Step 4. Create Data Flow
Add Source to the Flow
Point the Dataset to the Source Environment Dataset(Account Entity)
Add Filter Row Transformation
Add Filter Transformation to the Flow, which will retrieve the records which are created on or after yesterday. (Here we can add any complex Filter as well)
Add Required Column Transformation
Add Select Transformation, which will filter only the required fields from the table
Add Destination
Add Destination to the flow, and point the dataset to the Target Environment
We can add other Destinations as well to copy the data. For Example. Azure Data Storage Container
Step 5. Create a Pipeline
Pipelines are data-driven workflows in ADF.
Create a New Pipeline
- Go to Author > Pipelines.
- Click + New pipeline and name it appropriately.
- Add the created Data Flow Activity to the pipeline
Step 6. Trigger the Pipeline
Add a Trigger
- Click Add trigger > New/Edit.
- Define the trigger to run the pipeline on a schedule or manually.
Run the Pipeline
- Save and publish the pipeline.
- Trigger the pipeline manually or wait for the scheduled time.
Monitor Pipeline Run
- Go to Monitor > Pipeline runs to check the status of your pipeline.
- Review any errors and troubleshoot as necessary.
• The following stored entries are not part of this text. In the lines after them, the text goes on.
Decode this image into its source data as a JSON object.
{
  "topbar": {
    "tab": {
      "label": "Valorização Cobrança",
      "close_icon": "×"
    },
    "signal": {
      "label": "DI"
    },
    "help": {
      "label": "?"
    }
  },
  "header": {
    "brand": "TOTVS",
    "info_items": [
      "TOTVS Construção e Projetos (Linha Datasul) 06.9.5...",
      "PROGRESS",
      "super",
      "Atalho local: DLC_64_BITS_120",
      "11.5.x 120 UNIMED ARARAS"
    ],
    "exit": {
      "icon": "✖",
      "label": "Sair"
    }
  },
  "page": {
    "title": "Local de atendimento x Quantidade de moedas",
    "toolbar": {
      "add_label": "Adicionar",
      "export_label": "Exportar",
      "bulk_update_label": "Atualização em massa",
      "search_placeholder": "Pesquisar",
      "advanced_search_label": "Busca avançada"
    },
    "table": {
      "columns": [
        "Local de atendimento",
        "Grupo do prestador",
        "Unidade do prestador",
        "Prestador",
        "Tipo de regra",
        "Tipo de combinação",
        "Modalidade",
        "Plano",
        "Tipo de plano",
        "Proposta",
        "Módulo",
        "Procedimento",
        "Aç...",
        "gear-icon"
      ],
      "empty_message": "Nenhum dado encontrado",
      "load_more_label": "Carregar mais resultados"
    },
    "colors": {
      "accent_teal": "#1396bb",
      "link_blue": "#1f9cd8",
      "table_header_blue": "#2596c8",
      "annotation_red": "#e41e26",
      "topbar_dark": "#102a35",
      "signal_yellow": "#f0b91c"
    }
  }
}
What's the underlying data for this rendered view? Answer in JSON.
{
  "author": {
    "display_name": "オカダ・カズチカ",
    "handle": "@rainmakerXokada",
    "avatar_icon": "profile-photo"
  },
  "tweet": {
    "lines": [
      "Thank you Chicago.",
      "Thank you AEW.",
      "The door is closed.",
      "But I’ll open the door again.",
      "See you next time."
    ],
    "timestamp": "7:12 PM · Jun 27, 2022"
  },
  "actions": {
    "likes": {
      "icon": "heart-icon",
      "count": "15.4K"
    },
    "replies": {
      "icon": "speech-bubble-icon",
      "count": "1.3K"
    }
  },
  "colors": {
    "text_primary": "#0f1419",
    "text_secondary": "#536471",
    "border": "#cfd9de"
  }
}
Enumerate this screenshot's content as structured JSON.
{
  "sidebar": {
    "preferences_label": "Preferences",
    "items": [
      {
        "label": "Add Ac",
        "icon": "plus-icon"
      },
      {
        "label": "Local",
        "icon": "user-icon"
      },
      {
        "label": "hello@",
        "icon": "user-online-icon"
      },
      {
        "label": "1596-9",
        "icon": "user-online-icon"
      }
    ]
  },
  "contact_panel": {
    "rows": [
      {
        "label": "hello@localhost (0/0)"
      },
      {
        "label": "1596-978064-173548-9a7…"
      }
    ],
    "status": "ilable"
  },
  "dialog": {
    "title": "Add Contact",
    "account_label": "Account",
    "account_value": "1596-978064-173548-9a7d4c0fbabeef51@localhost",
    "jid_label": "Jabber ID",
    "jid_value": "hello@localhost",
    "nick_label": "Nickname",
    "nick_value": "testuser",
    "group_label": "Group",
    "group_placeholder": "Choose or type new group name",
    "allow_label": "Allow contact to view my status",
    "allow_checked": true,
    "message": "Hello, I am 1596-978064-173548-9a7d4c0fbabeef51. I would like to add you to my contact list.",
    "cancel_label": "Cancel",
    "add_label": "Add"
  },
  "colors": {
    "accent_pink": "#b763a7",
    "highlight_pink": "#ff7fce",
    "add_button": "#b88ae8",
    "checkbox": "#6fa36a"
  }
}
The Pipeline Run will be as below.
Don't forget to validate the data in the Target Environment in Power Platform/Dynamics CRM
Conclusion
By following these steps, you can successfully export data from one Dataverse environment and import it into another using Azure Data Factory. This method is scalable, flexible, and can be automated, making it ideal for various data transfer scenarios. Azure Data Factory provides a comprehensive solution for data integration needs, leveraging the power of the cloud to facilitate seamless data movement.
For many organizations, the advantages of Azure Data Factory in terms of scalability, automation, and integration outweigh the simplicity of the Configuration Migration Tool, making it a preferred choice for robust data migration strategies.